Anyone have a velostat sensor working in ESPHome? Did you set it up using esp32_touch platform or am I in the wrong place? I want to use it to detect if my keys are where they belong.
I’m having some luck using a pressure sensor (like bed occupancy) but I think my keys might be too light so wanted to try out a sheet of velostat.
Yeah, I’m using it for bed occupancy. I saw @tom_l’s post with the duct-tape and wanted to try it. I built like 8 of these and they do vary even though I built them all the same way.
It’s essentially a sandwich of material. Wire->Solder->CopperTape->AluminumFoil->Velostat->AluminumFoil->CopperTape->Solder->Wire. I used the little pieces of copper tape so I could solder the wire to the aluminum foil, it works great. Out of the sensor you have two wires, one goes to VDD (5V), the other goes to the analog input and through a resistance to ground. I found that 220Ω worked to give me a pretty good range.
Ultimately, the problem is that they are very sensitive. Throughout the day they’re very stable. Once I get into bed you can see that it jumps, then while in bed as I roll around the voltage swings wildly. That is causing the binary sensor I created to register me as getting out of bed, then back into bed many times throughout the night
Because I was using and ADS1115 (with four analog inputs), I ended up deploying two sensors for me and my significant other (head and body, each). This helps make the response of the binary sensor more stable (ORing the two inputs together) but still not perfect. I was chatting with a coworker yesterday and he suggested using a small cap to hold the voltage. I’m going to try this when my capacitors arrive in the mail, I think it’ll help.
It’s a fun project but I really think that a load cell would work much better if it passes the WAF. Mine would not let me turn our bed into a scale so this was the next best thing.
If your sensors are in the range of 300 Ohms like mine were you are going to need a very big capacitor to get a reasonable time constant (proportional to R * C).
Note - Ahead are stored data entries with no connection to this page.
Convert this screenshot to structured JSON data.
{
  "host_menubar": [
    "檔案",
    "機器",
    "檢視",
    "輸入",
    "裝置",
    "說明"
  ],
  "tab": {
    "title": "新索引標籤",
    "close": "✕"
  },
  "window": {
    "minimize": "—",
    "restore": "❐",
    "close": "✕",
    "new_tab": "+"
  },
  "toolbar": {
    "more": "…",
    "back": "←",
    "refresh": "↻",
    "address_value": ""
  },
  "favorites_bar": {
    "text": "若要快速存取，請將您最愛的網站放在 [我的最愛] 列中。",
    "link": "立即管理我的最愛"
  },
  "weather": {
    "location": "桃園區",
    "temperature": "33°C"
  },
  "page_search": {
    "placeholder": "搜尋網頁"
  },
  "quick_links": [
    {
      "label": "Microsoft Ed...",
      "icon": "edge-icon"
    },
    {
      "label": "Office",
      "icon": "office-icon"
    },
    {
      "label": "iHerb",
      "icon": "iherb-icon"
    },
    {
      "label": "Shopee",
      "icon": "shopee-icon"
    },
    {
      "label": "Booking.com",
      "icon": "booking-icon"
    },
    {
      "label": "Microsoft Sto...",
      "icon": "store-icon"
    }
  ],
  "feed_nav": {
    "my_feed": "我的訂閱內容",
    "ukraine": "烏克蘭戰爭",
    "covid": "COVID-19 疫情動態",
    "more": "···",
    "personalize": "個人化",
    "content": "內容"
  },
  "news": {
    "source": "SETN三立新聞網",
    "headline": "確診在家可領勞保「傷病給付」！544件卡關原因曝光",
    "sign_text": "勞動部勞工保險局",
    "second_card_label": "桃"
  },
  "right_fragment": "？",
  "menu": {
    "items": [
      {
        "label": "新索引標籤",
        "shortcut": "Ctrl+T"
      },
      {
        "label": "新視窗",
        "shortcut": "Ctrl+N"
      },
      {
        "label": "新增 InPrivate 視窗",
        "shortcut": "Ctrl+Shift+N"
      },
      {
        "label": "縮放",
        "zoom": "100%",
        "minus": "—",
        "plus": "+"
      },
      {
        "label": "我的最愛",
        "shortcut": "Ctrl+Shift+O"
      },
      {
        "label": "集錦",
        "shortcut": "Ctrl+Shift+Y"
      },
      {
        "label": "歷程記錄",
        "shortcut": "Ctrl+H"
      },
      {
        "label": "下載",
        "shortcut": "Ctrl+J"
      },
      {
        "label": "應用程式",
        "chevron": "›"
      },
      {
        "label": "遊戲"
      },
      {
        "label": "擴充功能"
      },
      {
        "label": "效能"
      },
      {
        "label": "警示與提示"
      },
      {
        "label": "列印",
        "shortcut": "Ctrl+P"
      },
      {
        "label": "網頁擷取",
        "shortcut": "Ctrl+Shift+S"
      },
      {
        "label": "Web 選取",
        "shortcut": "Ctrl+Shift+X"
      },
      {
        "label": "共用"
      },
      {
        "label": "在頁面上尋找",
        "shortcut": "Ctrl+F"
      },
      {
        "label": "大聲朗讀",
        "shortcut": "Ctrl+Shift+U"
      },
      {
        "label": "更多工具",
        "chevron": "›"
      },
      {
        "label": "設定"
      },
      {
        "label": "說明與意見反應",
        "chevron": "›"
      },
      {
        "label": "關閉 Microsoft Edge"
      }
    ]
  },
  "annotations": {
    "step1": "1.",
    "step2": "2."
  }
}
A better way might be to experiment with the ESPHome sensor filters.
Sliding window average would be the one to use. It will slow the response time of your sensor though.
Thank you for taking the time to write up your explanation. The bed that I’m using it on is way too heavy for one person to lift and slide in the load cells, think car jack! Therefore I went with esp32_touch & foil sensors under the mattress as discussed in this post.
Works great. Just wanted to try something different with the velostat and had myself confused between adc & esp32_touch.